Friday, our team split into two groups and traveled to the local elementary and middle schools, promoting the basketball camp that we were hosting the next day. At the schools, we were able to do an assembly and share a little bit about Wolverine Basketball, interact with the kids during breakfast or lunch, play with them at recess, and simply show them love. It was our goal to get the kids excited about basketball, but we quickly learned that they already loved the game. To them, basketball is not just a sport, but instead it is a key element to their health. There is an issue with obesity on the Crow Reservation, and basketball is one of the main tools that they are using to fight this problem. From this experience, we were reminded of our purpose for the trip. These kids lived out our “bigger purpose” motto and showed us that basketball is so much more than a competition. Their energy and pure joy poured into us and gave us a renewed perspective of the game that we play.
Saturday was the “game day” of this trip. We had two three-hour sessions planned, and 100 basketballs to give away between the two camps. With no idea how many people would come, when over 215 kids were in the gym for the morning session, the 15 of us were blown away. The gym was full of Wolverines leading different drills and kids having a great time. At the end of the camp, we were so disappointed that we couldn’t give each kid their own ball. However, we brought siblings together and were able to give nearly every family a new basketball. After the kids had left, our team took a short break in a locker room. For the first few moments, we were quiet, each of us processing what had just happened and wondering how we could do the same thing over again. This is when we clearly needed strength. Physically and emotionally drained, we had to rely on the mental toughness and physical endurance that we continually train to have as Wolverines. Because of this strength, the second session went equally well. Working with about 60 kids this time, we were able to teach them on a deeper level and give the remaining basketballs to as many families as we could. The total number of campers for the day was well over 270 kids.
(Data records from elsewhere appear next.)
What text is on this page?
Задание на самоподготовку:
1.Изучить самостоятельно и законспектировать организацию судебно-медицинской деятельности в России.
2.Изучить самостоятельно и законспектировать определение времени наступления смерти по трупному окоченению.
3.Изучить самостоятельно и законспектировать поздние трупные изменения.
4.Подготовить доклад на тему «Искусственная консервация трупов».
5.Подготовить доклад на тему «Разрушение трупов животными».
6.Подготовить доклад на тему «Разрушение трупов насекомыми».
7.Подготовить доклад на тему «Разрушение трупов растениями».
It is only through uniting as a team, focusing on the bigger purpose of basketball, and using the strength that we have established that our time at the Crow Indian Reservation was a success. Although we were able to have an impact on the people there through serving the community and playing basketball with the kids, the lessons that this trip taught us about unity, purpose, and strength were much greater. We saw how much we can do together as a team, how the game of basketball can change others’ lives, and how important it is to train our minds and our bodies. Thanks to the people at the Crow Indian Reservation, we saw what it means to be Wolverines.”